Suppose I draw $M$ objects where $M \sim \mathrm{Poisson}(\lambda)$. Then for each of the $M$ objects, I decide whether or not to keep it by flipping a coin that lands on heads with probability $p$. At the end of this process, I have $N$ items. Clearly the expectation of $N$ is $\lambda p$. My question is, what is the variance of $N$? I know the variance of a binomial is $np(1-p)$, but I don't know how to proceed when $n$ is a random variable and not just a parameter. My intuition is that the variance will be higher than $\lambda p(1-p)$ but I'm not sure if that's right.
There is a similar question here What is the distribution of a binomial variable where the number of trials is itself random? but I can't quite follow the answers and variance is not discussed.

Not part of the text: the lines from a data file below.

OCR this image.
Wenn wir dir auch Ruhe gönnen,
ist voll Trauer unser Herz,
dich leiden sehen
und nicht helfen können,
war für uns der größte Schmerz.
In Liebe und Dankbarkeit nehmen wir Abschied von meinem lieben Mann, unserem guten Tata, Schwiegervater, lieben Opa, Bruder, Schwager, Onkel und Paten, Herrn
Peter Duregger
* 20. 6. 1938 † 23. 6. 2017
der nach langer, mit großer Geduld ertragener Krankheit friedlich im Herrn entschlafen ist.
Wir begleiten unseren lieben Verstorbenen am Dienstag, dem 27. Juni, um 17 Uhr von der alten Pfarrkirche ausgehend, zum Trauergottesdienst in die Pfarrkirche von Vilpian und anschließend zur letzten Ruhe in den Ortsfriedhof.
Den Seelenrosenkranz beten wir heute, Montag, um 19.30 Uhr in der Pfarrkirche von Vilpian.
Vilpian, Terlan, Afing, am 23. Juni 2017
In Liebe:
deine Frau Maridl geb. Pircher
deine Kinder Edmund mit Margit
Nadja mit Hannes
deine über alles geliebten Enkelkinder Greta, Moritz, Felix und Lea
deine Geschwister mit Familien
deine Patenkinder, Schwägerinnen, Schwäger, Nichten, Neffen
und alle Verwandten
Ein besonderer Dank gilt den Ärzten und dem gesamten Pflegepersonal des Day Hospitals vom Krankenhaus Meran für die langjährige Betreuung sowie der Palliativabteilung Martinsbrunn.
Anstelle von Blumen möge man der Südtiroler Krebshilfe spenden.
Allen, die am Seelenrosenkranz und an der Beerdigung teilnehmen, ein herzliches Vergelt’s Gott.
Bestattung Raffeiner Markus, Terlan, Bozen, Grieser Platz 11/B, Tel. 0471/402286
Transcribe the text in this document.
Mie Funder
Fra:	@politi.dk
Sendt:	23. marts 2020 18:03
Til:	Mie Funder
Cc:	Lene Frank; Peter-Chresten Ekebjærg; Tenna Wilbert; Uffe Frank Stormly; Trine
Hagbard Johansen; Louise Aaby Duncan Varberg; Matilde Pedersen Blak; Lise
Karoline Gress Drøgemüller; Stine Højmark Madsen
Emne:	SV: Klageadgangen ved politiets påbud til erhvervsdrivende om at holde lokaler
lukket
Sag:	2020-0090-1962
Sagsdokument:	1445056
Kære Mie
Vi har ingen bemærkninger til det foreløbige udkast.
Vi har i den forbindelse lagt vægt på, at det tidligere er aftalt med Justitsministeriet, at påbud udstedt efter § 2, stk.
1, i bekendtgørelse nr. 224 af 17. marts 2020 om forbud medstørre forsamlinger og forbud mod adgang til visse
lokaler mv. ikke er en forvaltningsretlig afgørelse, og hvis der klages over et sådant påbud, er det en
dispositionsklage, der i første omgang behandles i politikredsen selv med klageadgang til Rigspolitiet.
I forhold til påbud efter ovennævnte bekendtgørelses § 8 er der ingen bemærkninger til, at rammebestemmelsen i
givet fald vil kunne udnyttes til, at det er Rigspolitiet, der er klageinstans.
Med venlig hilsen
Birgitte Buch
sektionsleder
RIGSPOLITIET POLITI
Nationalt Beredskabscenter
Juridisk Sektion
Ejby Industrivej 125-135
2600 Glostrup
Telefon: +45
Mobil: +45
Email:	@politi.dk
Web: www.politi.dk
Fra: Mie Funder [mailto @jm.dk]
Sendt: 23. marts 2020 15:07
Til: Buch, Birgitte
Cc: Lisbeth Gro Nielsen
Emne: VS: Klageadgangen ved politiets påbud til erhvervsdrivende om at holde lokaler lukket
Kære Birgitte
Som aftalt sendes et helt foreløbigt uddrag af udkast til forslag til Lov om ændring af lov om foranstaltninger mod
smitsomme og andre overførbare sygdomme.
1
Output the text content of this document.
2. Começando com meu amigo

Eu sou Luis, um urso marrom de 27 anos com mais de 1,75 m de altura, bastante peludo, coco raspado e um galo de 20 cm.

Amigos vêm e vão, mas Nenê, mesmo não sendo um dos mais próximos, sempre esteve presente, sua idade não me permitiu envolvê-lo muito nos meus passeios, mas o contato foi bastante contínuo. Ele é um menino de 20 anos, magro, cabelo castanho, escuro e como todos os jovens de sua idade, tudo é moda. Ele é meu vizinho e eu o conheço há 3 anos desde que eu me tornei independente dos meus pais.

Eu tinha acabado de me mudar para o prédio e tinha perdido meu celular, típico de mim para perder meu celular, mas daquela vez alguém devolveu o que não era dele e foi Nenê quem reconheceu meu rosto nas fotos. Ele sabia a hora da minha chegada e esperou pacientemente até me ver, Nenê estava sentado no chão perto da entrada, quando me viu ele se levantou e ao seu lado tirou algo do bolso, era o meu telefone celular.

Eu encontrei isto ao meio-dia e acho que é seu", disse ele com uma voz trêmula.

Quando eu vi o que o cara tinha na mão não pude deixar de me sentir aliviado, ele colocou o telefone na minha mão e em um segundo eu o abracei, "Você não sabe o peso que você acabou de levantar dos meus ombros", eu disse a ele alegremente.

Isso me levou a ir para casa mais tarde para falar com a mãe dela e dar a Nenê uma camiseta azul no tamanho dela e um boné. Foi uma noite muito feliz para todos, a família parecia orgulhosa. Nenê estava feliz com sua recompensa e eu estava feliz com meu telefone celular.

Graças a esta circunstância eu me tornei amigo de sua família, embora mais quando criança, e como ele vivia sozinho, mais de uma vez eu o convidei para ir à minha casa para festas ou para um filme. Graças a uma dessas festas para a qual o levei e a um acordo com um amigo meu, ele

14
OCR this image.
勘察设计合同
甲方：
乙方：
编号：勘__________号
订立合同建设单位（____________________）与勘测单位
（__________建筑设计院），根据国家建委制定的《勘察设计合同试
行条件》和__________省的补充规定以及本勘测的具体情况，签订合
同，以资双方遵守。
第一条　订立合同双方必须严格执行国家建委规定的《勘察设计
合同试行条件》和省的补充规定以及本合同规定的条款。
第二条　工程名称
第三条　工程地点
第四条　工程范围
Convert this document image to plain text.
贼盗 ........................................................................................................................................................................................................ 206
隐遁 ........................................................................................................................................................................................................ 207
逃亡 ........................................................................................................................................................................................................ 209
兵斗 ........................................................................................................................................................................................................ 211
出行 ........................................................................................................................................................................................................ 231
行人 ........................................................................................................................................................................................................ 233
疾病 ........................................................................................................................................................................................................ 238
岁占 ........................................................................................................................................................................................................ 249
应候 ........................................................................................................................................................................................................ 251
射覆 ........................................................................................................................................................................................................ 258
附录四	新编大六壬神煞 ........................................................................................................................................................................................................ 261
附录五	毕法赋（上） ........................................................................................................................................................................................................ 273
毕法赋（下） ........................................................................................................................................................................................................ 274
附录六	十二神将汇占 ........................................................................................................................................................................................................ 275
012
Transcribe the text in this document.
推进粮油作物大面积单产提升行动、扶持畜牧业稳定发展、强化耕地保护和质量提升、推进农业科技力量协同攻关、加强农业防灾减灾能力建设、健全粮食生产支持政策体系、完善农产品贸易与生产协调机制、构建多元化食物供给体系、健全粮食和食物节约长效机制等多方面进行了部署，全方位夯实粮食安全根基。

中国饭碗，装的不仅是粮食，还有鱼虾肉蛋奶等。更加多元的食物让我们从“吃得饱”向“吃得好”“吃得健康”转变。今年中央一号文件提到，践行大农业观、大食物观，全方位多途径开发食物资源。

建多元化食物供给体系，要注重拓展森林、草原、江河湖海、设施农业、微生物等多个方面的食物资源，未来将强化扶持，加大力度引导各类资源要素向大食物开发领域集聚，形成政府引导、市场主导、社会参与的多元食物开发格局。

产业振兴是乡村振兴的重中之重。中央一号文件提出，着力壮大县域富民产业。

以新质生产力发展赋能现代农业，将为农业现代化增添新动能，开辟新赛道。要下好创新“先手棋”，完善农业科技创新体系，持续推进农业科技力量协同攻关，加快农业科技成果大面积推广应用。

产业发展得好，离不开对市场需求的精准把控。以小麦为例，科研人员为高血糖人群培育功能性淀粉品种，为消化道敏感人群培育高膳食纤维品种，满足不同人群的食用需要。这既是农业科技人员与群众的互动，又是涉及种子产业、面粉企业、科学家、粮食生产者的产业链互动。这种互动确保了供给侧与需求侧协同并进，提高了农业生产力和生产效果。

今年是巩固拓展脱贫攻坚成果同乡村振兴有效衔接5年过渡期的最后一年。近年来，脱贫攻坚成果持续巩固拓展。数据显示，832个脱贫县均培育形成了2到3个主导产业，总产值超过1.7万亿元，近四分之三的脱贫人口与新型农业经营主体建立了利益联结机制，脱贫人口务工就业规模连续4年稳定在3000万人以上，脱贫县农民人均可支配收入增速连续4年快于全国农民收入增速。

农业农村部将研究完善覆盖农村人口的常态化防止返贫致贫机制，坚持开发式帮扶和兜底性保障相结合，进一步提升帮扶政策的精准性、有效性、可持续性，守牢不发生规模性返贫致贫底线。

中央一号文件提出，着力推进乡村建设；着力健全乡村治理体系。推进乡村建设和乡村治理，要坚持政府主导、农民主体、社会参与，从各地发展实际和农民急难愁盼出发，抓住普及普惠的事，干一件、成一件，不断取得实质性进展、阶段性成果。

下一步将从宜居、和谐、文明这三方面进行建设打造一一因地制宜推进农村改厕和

I'm also interested in the case where the distribution of $M$ is itself binomial.
Best Answer
First observe that
$(N|M=m)\sim Bin(m;p)$
To calculate $\mathbb{E}[N]=\lambda p$ you did
$$\mathbb{E}[N]=\mathbb{E}[\mathbb{E}(N|M=m)]=\mathbb{E}[mp]=p\mathbb{E}[M]=\lambda p$$
Using the fact that $\mathbb{V}(X)=\mathbb{E}[X^2]-\mathbb{E}^2[X]$ you can easily proceed in the same way
$$\mathbb{V}[N]=\mathbb{E}[N^2]-\mathbb{E}^2[N]=\mathbb{E}[\mathbb{E}(N^2|M=m)]-\lambda^2p^2=...=p(1-p)\lambda+\lambda p^2$$
.... Your intuition is right!
I hope the procedure I showed is clear... if yes you can use it in any case...
Edit: law of N
$$\mathbb{P}[N=k]=\sum_{n=k}^{\infty}\binom{n}{k}p^k(1-p)^{n-k}\frac{e^{-\lambda}\lambda^n}{n!}=$$
$$=\frac{(\lambda p)^k}{k!}e^{-\lambda}\sum_{(n-k)=0}^{\infty}\frac{[(1-p)\lambda]^{n-k}}{(n-k)!}= \frac{(\lambda p)^k}{k!}e^{-\lambda}e^{(1-p)\lambda}=\frac{(\lambda p)^k e^{-\lambda p}}{k!}$$
$k=0,1,2,..$